Atrial fibrillation (Afib) patients who had catheter ablation done in the CABANA trial tended to score higher on quality-of-life questionnaires later on, investigators reported.

Self-reported outcomes on several scales at 12 months favored those who were randomized to catheter ablation instead of standard medical therapy, according to a group led by Daniel Mark, MD, MPH, of the Duke Clinical Research Institute in Durham, North Carolina:

  • Atrial Fibrillation Effect on Quality of Life summary score: 86.4 vs 80.9 points (P<0.001)
  • Mayo AF-Specific Symptom Inventory frequency score (6.4 vs 8.1 points, P<0.001) and severity score (5.0 vs 6.5 points, P<0.001)

Patients with the worst quality-of-life assessments at baseline reported the greatest improvement after catheter ablation.

For the 2,204 symptomatic patients in CABANA, catheter ablation “led to clinically important and significant improvements in quality of life at 12 months,” the authors concluded. Their findings were published online in JAMA with top-line results previously reported at the European Society of Cardiology meeting last year.

CABANA had missed its primary endpoint, researchers reported last year, as the intention-to-treat analysis of the trial showed no benefit to catheter ablation in terms of hard outcomes such as combined death, disabling stroke, serious bleeding, or cardiac arrest; nor all-cause mortality alone.

In a per-protocol analysis accounting for cross-overs, however, the procedure did appear to improve the primary composite endpoint (7.0% vs 10.9%, P=0.006) and all-cause mortality (4.4% vs 7.5%, P=0.005).

A similar phenomenon was observed in the present quality-of-life study, as treatment benefits with catheter ablation appeared to hit a ceiling at 12 months and decline slowly thereafter; this late attenuation was no longer present in a per-protocol analysis, according to Mark and colleagues.
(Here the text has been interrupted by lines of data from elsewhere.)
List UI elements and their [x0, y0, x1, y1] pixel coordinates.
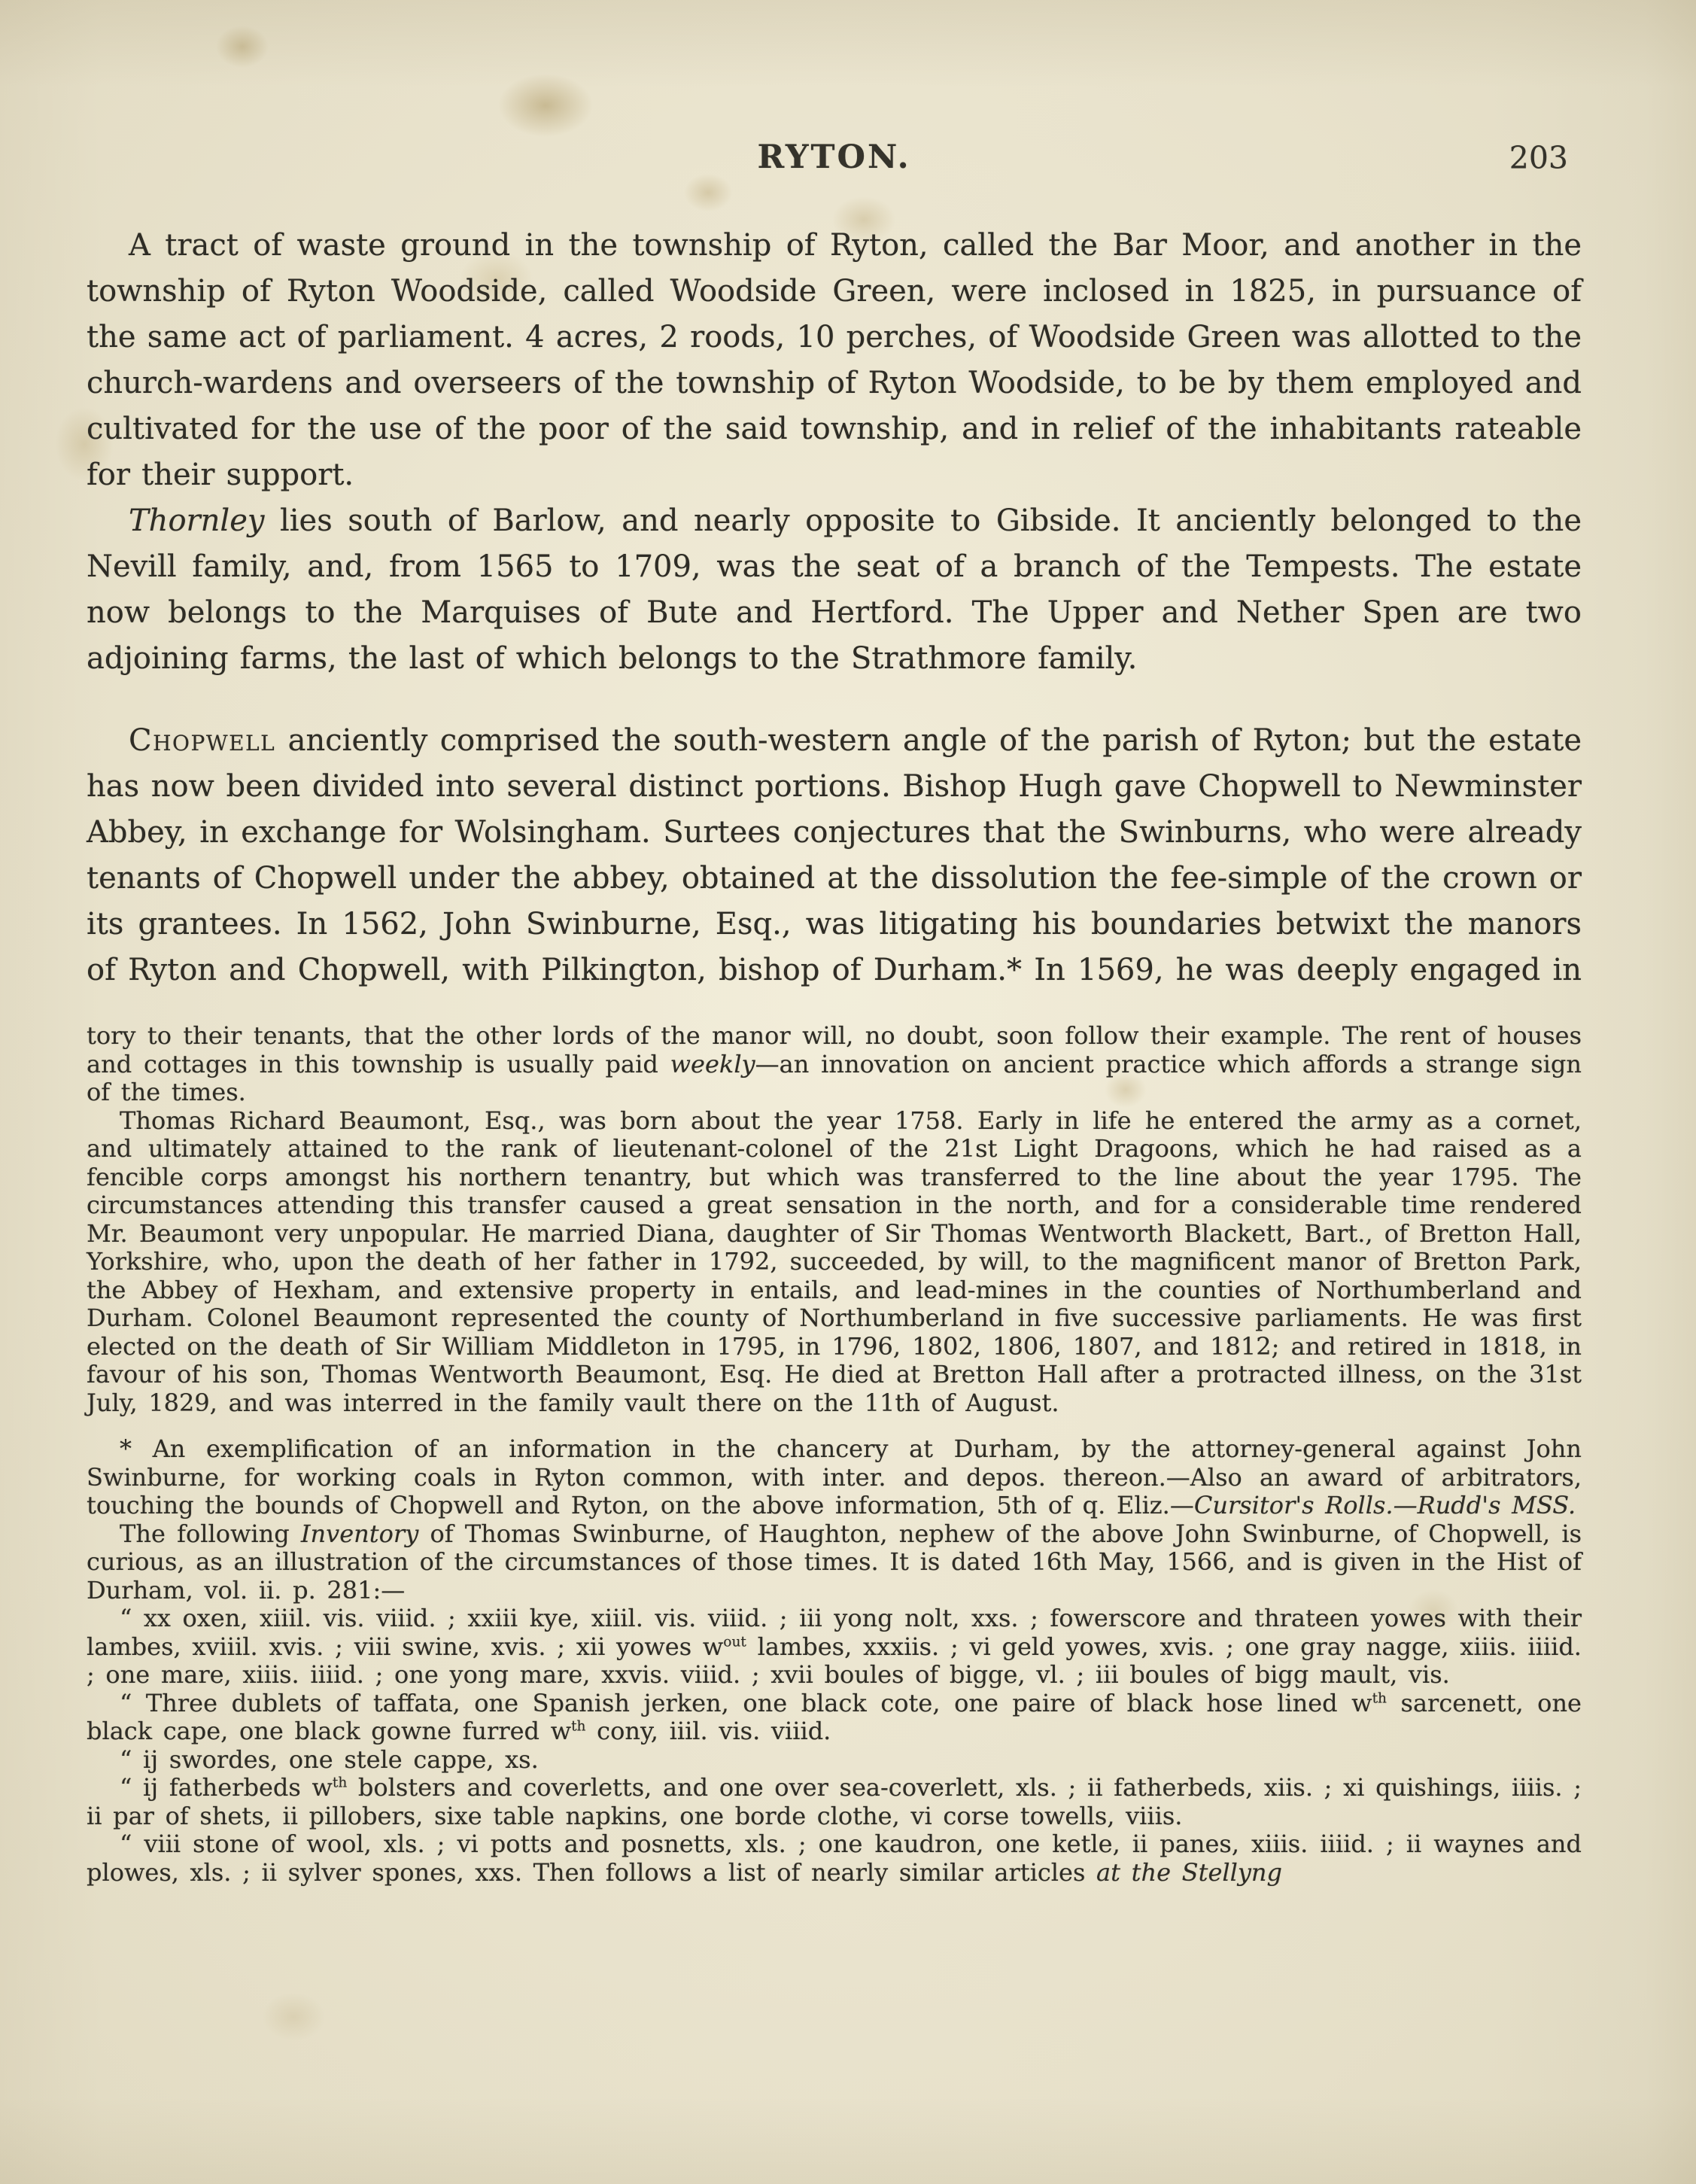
running-title: RYTON. — [87, 138, 1582, 176]
footnote-block: tory to their tenants, that the other lo… — [87, 1022, 1582, 1887]
footnote-inventory-bedding: “ ij fatherbeds wth bolsters and coverle… — [87, 1774, 1582, 1830]
footnote-continuation: tory to their tenants, that the other lo… — [87, 1022, 1582, 1107]
running-head: RYTON. 203 — [87, 138, 1582, 178]
footnote-inventory-livestock: “ xx oxen, xiiil. vis. viiid. ; xxiii ky… — [87, 1605, 1582, 1690]
page-number: 203 — [1509, 140, 1568, 176]
footnote-beaumont: Thomas Richard Beaumont, Esq., was born … — [87, 1107, 1582, 1418]
page-content: RYTON. 203 A tract of waste ground in th… — [87, 0, 1582, 1887]
footnote-inventory-intro: The following Inventory of Thomas Swinbu… — [87, 1520, 1582, 1605]
scanned-book-page: RYTON. 203 A tract of waste ground in th… — [0, 0, 1696, 2184]
footnote-asterisk-note: * An exemplification of an information i… — [87, 1435, 1582, 1520]
paragraph-chopwell: Chopwell anciently comprised the south-w… — [87, 718, 1582, 993]
footnote-inventory-swordes: “ ij swordes, one stele cappe, xs. — [87, 1746, 1582, 1775]
footnote-inventory-household: “ viii stone of wool, xls. ; vi potts an… — [87, 1830, 1582, 1887]
main-text-block: A tract of waste ground in the township … — [87, 223, 1582, 993]
footnote-inventory-clothing: “ Three dublets of taffata, one Spanish … — [87, 1690, 1582, 1746]
paragraph-thornley: Thornley lies south of Barlow, and nearl… — [87, 498, 1582, 682]
paragraph-bar-moor: A tract of waste ground in the township … — [87, 223, 1582, 498]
Study participants went into CABANA at a median age of 68 and comprised a cohort with 63% being men. Paroxysmal Afib accounted for 43% of cases (the rest getting treated for persistent Afib).

Follow-up lasted a median of 48.5 months.

One limitation of the trial was its open-label design: quality-of-life data were collected via phone interviews in which North American patients got blinded interviews but others everywhere else were interviewed by local site coordinators who had access to treatment assignments, Mark’s group said.

CABANA was supported by grants from the National Heart, Lung, and Blood Institute; the St. Jude Foundation and Corporation; Biosense Webster; Medtronic; Boston Scientific; and the Mayo Clinic.

Mark reported receiving grants from the NIH and the Mayo Clinic during the conduct of the study; as well as grants from Merck, Oxygen Therapeutics, Bristol-Myers Squibb, AstraZeneca, the University of Calgary, Eli Lilly & Company, AGA Medical, St. Jude Medical, and Tufts University and personal fees from CeleCor and Novo Nordisk.